The Sharp Aquos LC60LE925X 3D LCD TV enters hard on the heals of its other ‘Quattron’ LED models, and shares with them a unique feature: four colours. Virtually all TVs generate their pictures using triplets of dots to make up the pixels. These are coloured red, green and blue. This TV adds yellow to the mix, potentially expanding the gamut (that is, range) of available colours.
The panel is backlit using Edge LEDs, allowing a thin 40mm unit. With its rounded corners and unbroken glass sheet across the entire front of the TV, it looks very attractive indeed.

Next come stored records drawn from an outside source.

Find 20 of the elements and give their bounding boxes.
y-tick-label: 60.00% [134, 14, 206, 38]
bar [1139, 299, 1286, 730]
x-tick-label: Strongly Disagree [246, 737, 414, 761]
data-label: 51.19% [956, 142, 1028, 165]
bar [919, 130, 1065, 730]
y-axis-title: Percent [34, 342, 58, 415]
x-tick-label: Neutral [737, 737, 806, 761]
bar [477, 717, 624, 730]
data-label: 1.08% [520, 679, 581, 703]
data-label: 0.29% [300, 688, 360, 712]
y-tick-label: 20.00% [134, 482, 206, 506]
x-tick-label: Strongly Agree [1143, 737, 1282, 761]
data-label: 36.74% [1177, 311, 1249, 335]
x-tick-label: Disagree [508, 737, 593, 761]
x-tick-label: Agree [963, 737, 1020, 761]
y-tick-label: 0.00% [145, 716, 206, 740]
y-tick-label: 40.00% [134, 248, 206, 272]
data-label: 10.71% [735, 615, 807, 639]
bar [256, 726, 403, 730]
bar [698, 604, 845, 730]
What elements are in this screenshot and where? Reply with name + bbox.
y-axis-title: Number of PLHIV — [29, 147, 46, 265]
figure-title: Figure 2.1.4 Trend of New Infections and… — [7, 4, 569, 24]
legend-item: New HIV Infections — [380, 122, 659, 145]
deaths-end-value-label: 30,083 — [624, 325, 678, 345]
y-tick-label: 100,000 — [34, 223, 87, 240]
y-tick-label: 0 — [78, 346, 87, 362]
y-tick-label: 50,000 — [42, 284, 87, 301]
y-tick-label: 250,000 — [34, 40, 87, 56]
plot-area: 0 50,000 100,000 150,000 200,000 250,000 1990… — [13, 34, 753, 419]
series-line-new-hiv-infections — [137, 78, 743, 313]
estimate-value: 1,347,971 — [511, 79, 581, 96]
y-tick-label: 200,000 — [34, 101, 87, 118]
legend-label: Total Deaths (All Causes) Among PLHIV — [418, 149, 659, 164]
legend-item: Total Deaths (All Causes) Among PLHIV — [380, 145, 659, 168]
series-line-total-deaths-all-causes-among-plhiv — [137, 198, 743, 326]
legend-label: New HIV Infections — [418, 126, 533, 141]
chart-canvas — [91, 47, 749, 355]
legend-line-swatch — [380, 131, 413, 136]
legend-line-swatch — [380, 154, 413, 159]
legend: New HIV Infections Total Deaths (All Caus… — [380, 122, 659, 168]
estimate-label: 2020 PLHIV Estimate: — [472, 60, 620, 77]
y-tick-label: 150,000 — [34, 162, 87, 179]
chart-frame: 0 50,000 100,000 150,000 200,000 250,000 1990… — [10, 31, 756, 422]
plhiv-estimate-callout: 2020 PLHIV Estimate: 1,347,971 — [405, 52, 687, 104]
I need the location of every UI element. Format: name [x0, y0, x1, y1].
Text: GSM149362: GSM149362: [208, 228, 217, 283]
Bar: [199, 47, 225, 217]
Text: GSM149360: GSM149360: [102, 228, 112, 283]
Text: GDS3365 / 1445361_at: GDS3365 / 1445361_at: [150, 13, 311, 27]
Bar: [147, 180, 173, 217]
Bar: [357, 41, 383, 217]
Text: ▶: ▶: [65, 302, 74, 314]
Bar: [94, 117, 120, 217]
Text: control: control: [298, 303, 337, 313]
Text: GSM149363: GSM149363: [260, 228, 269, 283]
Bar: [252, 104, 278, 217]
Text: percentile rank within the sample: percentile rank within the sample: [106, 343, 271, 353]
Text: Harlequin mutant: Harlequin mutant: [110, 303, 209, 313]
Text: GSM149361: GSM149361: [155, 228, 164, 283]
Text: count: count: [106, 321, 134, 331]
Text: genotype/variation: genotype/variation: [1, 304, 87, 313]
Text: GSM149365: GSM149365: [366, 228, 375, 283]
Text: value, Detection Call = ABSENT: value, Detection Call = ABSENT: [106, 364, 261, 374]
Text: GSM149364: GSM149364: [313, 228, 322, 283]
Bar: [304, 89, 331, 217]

The black levels were adequate, but not outstanding, and the default colour scheme tended, perhaps not surprisingly, just a little towards a yellow bias. This was quite adjustable, though, and overall the 2D picture quality was fine.
The 3D picture was problematic. The review unit had quite severe ghosting visible, both with darker coloured items on light backgrounds and vice versa. In the latter case (light on dark) there were times when parts of the image became quite confused, simply because of the overlapping ghosts in both eyes.
The TV has an infrared transmitter built-in, and comes with one pair of 3D glasses. These use a rechargeable battery and are charged up by connecting them to the USB port on the TV. The TV supports 2D to 3D simulation.
The menu structure of the TV is a little unusual. Rather than overlaying the picture, the TV scales the picture down to about three-quarter size, pushing it to the bottom left, so that the main menu can be laid out across the top of the screen, and the submenu down the right side.
The TV supports multimedia playback from USB and Digital Living Network Alliance-compliant networks. However it lacks the wider Internet capabilities available from some of the other TVs.